JCE Movies Limited
- Company type: Public company
- Industry: Film production
- Founded: 2004
- Founder: Jackie Chan Albert Yeung
- Headquarters: Wan Chai, Hong Kong
- Key people: Willie Chan Solon So
- Products: movies
- Website: http://www.jce.com.hk

= JCE Movies Limited =

JCE Movies Limited (成龍英皇影業有限公司) is a film distribution and production company based in Wan Chai, Hong Kong. It was founded in 2004 and is a division of Emperor Motion Picture Group, which is part of the Emperor Entertainment Group (EEG).

The company was formed by the actor and film director Jackie Chan and the principal of EMG, Albert Yeung. The company's full title is Jackie Chan Emperor Movies Limited. It is sometimes also listed as JCE Entertainment Ltd.

From its inception, JCE was intended to be the studio to produce and distribute all of Jackie Chan's domestic films, and to date has released New Police Story (2004), The Myth (2005) and Rob-B-Hood (2006). JCE will also release other East Asian films, particularly Hong Kong films.

==Origins==
Chan began his film career starring in films for director and producer Lo Wei in 1976. Lo's films were released by the Lo Wei Motion Picture Company, a subsidiary of Golden Harvest. After limited success, Chan was loaned out to Seasonal Films in 1978 for a 2-picture deal. Working with director Yuen Woo-ping and producer Ng See-Yuen, Chan made had his first real successes in the industry, with Snake in the Eagle's Shadow and Drunken Master.

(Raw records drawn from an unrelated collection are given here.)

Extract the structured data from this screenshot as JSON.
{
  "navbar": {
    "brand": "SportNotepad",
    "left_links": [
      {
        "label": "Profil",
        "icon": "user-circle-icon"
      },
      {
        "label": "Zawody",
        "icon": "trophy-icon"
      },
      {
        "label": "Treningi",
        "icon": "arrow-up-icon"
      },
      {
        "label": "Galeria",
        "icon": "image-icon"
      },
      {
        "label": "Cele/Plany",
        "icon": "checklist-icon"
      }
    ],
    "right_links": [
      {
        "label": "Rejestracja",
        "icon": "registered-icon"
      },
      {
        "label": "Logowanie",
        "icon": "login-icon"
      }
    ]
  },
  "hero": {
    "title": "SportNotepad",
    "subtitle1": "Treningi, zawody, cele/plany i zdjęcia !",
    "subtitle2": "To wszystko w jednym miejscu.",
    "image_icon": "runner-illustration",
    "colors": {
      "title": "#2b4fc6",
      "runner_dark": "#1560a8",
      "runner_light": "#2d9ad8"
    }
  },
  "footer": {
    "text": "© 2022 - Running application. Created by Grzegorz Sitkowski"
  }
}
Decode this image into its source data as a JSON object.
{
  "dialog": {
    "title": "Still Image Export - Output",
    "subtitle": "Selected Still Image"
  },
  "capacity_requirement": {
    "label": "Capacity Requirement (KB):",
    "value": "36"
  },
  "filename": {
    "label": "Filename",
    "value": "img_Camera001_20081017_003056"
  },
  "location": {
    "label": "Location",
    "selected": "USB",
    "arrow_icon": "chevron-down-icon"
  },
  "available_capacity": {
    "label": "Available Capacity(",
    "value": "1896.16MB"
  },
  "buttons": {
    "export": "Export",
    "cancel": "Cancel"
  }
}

Chan made a couple of further films for Lo Wei, but together they were unable to replicate the success of Chan's Seasonal Films releases. When film producer and friend to Jackie, Willie Chan left the company in 1979, Jackie followed, breaking his contract with Lo Wei to join Golden Harvest.

Jackie Chan remained with Golden Harvest studios for almost 20 years, releasing all of his Hong Kong films through the studio, beginning with The Young Master in 1980 and ending with Who Am I? in 1998.

His next two Hong Kong films, Gorgeous and The Accidental Spy were produced elsewhere, though were still distributed by Golden Harvest in Hong Kong.

In 2003, Chan made a guest appearance in The Twins Effect, a film produced and distributed by EMG. His next film, The Medallion, was also made in association with the company.

In 2004, he teamed up with EMG's Albert Yeung to start his own film company, JCE Movies Limited, for which Chan is chairman. To date, JCE Movies Limited has released 10 films, 5 of which are Chan's own. Chan's 2009 film, Shinjuku Incident was also produced by the company, as was several of Chan's subsequent films.

==Releases==
- Enter the Phoenix (2004)
- New Police Story (2004)
- House of Fury (2005)
- The Myth (2005)
- Rice Rhapsody (2005)
- Everlasting Regret a.k.a. Song of Everlasting Regrets (2005)
- Rob-B-Hood (2006)
- Run Papa Run (2008)
- Shinjuku Incident (2009)
- Little Big Soldier (2010)
- 1911 (2011)
- CZ12 (2012)
- The company also distributed the Sega video game, Shenmue Online in Hong Kong.